It’s a bit of an old story but remember all the kids who contracted serious liver issues once the lockdowns began to ease and the vaccines rolled out? Well, it happened. Some kids needed to have liver transplants. Was this a side effect of the COVID vaccine? That theory floated around for a while but was something much worse. It was the lockdowns themselves. It’s part of the endless stream of nonsensical COVID precautions that arguably did more harm to these kids than the actual virus. In the United States, an estimated 60 percent of adults and three-fourths of kids have recovered from the disease. It wasn’t some superbug. Keeping kids away from viruses they would have contracted at school, like the common cold, and acquiring natural immunity could have prevented this spate of liver issues (via BBC):
Calculating the human toll of these lockdowns will sadly never be possible https://t.co/QLqYphYAcZ
— Tom Elliott (@tomselliott) July 25, 2022
Investigations suggest two common viruses made a comeback after pandemic lockdowns ended - and triggered the rare but very serious hepatitis cases.

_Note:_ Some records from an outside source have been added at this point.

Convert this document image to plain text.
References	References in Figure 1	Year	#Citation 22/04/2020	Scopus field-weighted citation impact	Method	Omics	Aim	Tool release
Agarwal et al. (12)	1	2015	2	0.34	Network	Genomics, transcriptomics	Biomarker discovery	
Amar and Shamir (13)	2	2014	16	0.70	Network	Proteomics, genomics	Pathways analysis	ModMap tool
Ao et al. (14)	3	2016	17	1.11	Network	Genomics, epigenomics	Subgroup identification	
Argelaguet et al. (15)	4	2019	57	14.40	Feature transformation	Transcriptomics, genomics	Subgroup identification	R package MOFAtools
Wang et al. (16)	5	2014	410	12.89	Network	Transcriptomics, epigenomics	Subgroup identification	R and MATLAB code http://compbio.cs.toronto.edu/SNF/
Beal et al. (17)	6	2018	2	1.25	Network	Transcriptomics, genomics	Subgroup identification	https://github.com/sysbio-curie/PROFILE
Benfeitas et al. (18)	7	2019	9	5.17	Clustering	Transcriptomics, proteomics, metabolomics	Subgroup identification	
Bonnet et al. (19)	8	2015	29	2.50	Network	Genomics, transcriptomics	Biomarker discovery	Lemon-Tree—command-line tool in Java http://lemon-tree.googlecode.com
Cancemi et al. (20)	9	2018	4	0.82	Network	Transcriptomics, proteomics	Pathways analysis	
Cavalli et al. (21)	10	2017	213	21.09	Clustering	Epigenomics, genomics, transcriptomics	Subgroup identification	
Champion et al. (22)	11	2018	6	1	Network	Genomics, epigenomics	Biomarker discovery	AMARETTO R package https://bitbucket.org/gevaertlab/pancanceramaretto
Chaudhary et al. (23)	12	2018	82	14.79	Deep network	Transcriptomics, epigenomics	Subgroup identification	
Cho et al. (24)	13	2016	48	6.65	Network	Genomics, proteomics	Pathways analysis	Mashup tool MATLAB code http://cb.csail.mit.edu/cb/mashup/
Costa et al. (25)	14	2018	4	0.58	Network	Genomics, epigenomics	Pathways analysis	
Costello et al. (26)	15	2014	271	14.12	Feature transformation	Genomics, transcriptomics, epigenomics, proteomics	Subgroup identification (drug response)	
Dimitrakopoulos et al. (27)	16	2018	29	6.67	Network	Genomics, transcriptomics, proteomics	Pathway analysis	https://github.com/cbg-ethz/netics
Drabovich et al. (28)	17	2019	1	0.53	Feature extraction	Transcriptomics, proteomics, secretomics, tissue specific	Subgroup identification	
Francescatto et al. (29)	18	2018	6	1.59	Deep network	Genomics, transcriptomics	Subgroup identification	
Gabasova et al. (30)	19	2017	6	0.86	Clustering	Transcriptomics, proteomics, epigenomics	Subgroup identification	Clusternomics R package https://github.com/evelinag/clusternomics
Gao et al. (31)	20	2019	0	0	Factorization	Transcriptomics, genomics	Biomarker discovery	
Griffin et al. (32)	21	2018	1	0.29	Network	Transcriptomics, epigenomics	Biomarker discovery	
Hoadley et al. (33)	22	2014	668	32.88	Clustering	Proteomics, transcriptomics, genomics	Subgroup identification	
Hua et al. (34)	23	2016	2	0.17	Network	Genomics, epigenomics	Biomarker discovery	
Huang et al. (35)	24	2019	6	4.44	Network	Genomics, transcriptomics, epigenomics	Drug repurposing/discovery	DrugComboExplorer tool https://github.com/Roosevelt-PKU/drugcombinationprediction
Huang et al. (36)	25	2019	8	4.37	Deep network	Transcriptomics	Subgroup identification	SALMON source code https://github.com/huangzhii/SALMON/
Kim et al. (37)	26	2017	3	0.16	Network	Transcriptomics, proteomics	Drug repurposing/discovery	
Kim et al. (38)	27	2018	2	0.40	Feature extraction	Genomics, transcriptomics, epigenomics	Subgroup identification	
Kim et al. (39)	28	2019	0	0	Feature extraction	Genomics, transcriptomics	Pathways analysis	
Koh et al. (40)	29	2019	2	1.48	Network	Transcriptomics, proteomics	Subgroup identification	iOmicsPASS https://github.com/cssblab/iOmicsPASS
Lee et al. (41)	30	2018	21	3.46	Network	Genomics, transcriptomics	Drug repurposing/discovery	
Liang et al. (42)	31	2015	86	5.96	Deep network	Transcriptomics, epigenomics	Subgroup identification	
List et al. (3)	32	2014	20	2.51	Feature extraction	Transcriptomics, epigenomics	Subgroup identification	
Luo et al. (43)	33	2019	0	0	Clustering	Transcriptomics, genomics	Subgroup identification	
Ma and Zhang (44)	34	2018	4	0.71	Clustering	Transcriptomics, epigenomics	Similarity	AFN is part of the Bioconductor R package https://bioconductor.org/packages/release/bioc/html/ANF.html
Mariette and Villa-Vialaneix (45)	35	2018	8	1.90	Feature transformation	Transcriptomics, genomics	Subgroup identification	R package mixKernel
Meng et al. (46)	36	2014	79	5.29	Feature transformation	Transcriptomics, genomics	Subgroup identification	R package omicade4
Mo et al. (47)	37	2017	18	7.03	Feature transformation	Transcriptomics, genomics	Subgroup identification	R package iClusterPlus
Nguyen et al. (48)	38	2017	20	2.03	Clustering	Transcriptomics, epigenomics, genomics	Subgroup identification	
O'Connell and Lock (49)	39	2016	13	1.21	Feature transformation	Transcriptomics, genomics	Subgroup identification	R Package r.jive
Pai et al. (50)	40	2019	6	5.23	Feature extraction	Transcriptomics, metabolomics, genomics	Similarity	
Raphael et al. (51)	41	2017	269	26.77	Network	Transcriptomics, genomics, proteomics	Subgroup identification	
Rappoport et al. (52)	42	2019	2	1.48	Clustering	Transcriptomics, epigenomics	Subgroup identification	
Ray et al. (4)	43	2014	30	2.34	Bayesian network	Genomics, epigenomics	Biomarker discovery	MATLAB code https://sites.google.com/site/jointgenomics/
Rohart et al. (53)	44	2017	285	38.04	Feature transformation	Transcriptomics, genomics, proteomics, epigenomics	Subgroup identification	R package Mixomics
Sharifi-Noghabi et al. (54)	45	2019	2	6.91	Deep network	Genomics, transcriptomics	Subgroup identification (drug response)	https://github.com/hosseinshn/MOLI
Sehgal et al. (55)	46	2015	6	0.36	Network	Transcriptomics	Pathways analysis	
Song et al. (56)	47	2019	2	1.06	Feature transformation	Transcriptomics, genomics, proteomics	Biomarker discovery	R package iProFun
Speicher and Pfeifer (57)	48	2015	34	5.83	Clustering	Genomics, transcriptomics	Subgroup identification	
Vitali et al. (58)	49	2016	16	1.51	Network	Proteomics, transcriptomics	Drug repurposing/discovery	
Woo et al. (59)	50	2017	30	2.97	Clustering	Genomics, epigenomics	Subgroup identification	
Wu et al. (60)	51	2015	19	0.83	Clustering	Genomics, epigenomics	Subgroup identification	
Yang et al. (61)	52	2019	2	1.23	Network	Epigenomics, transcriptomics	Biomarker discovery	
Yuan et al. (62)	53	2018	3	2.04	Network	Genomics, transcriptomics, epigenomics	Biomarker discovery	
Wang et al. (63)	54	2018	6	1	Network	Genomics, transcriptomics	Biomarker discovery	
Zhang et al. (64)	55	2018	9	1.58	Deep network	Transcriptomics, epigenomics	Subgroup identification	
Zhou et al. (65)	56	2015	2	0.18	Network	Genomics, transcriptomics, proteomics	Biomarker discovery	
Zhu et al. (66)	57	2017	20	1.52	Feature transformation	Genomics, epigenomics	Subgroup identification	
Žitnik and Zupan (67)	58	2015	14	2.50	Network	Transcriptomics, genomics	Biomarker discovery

More than 1,000 children - many under the age of five - in 35 countries are thought to have been affected.
Some, including 12 in the UK, have needed a lifesaving liver transplant.
The two teams of researchers, from London and Glasgow, say infants exposed later than normal - because of Covid restrictions - missed out on some early immunity to:
- adenovirus, which normally causes colds and stomach upsets
- adeno-associated virus two, which normally causes no illness and requires a coinfecting "helper" virus - such as adenovirus - to replicate
That could explain why some developed the unusual and worrying liver complications.
We all know the reasons why we closed schools. The teachers’ unions wanted to get a head start on vacation. They still wanted to remain at home post-vaccine rollout. And to make matters worse, they declared war on parents, calling them selfish when everyone and their mother started to grow impatient as they dragged their feet reopening classrooms. We have an education crisis as well. It was already glaring, but it’s become as worst as you can get and then multiplied by twenty, thanks to the pandemic. It’s a gap that we might not be able to bridge—ever. Yet, that’s a peripheral issue for some families now. They need to make sure their kids’ livers work.